Microsoft has taken notice of Nintendo’s new hardware and have ventured their opinions on the Wii U. In comparing it to the Xbox 360, they are taking a “same difference” stance. In an interview with Games Industry International, Microsoft vice president Phil Spencer commented on the approach Nintendo is taking with the Wii U hardware. Needless to say, he had some interesting comments. In bringing their hardware up to the current HD standard of it’s contemporaries, Spencer feels that the system will be on par with the Xbox 360, and as such, it is likely to be a solid venue for cross-platform games and ports of pre-existing ones.
Nintendo’s confirmed line-up of games somewhat confirms this, with currently-available titles like Mass Effect 3 and Batman: Arkham City scheduled to be released in (or around) the Wii U’s launch window. Likewise, the system will also carry cross-platform titles like Assassin’s Creed III, Darksiders II and Call of Duty: Black Ops II upon their respective releases. The implication that Nintendo is going to have to play catch-up may sound negative, however the unique tablet controller does open the door for enhancements to be made to games we’re all familiar with.

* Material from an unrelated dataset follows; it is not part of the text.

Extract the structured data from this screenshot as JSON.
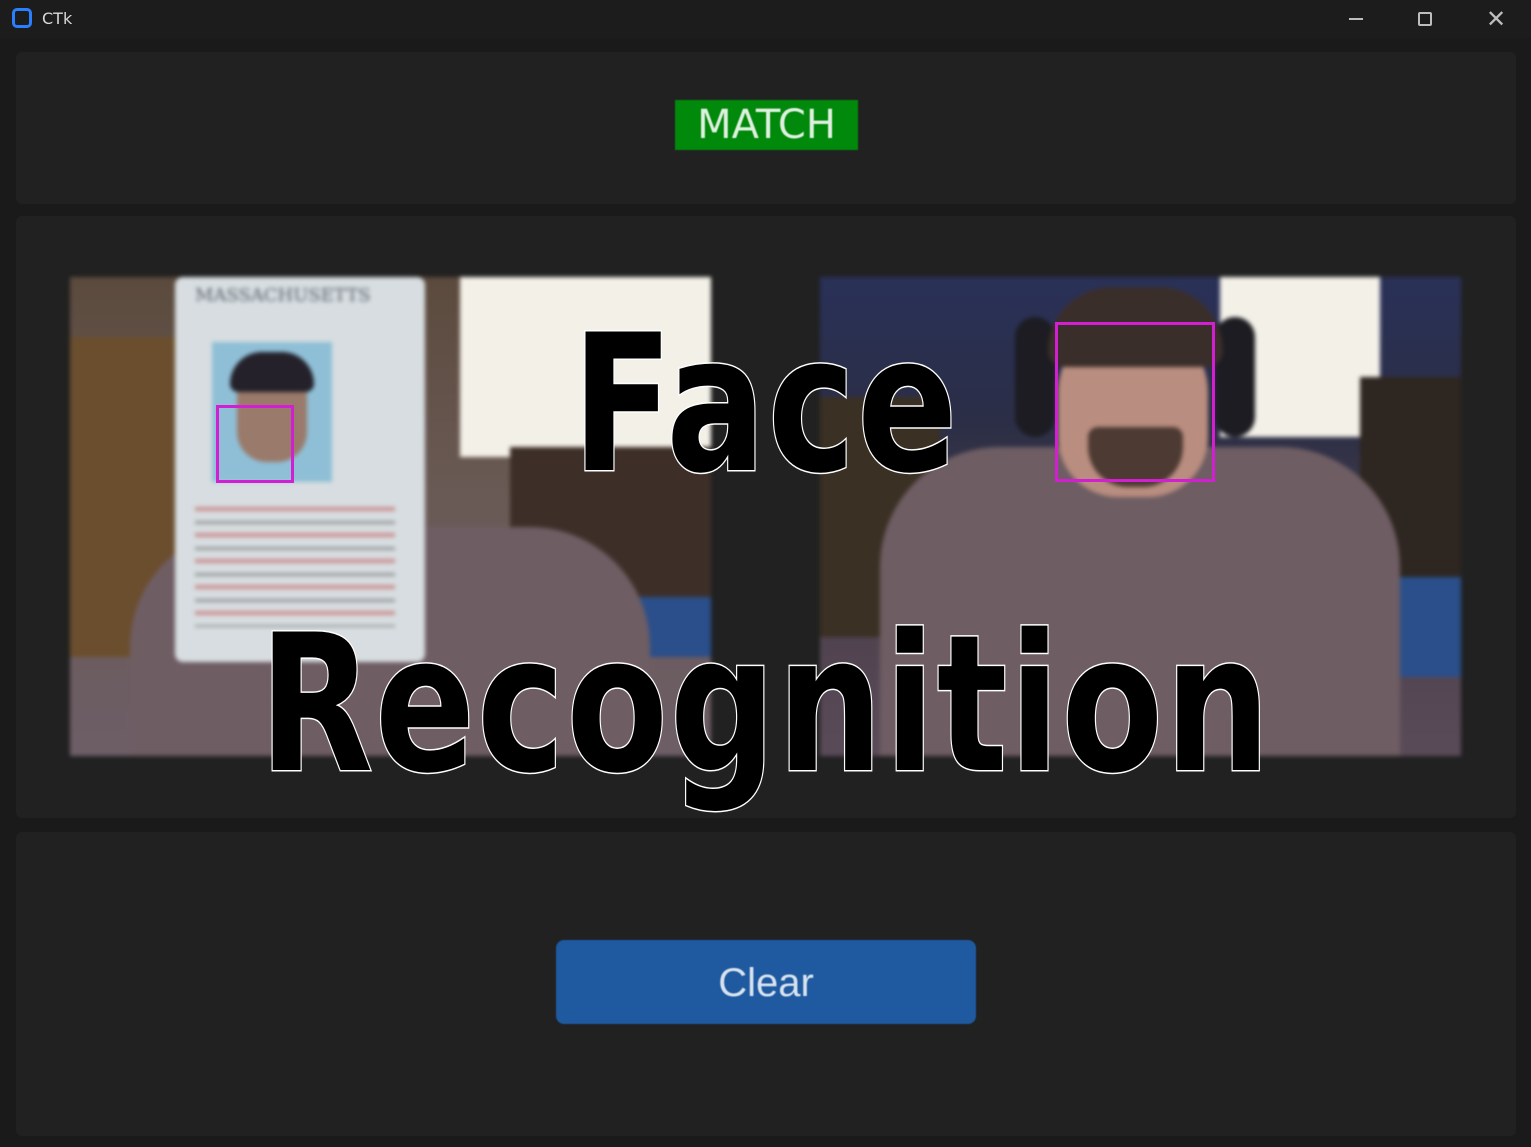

Whether these will be worthwhile or not will depend on how drastic the changes are, and how well they are implemented.
Speaking of controllers, Spencer also discussed the “Pro Controller” and its uncanny resemblance to the Xbox 360 controller. Indeed, it is nearly impossible not to spot the similarities between the two, despite a few changes in button and analogue stick configuration. Spencer views this as a logical move, as many people playing the Wii U are likely to prefer the familiarity of a now-standard controllers we get on other consoles. Many gamers are also skeptical about the tablet controller, so offering the Pro Controller as an option is a smart move to try to win over both sides, including many of Nintendo’s previous detractors.
Microsoft is very likely correct in what they are saying. The gameplay footage we have seen and the technical specifications of the Wii U are a leap forward from Nintendo’s previous offerings. However, that brings them in line with what we have already been playing. As Nintendo has proven with the Wii, graphics and technical horsepower aren’t everything. How the games play, how the tablet controller functions and what exclusives titles we get are the likely to be the measuring stick for how well the system does. The extent in which the next generation of consoles from Microsoft an Sony will impact Nintendo is equally ponderous, but we’ll have to wait and see on that.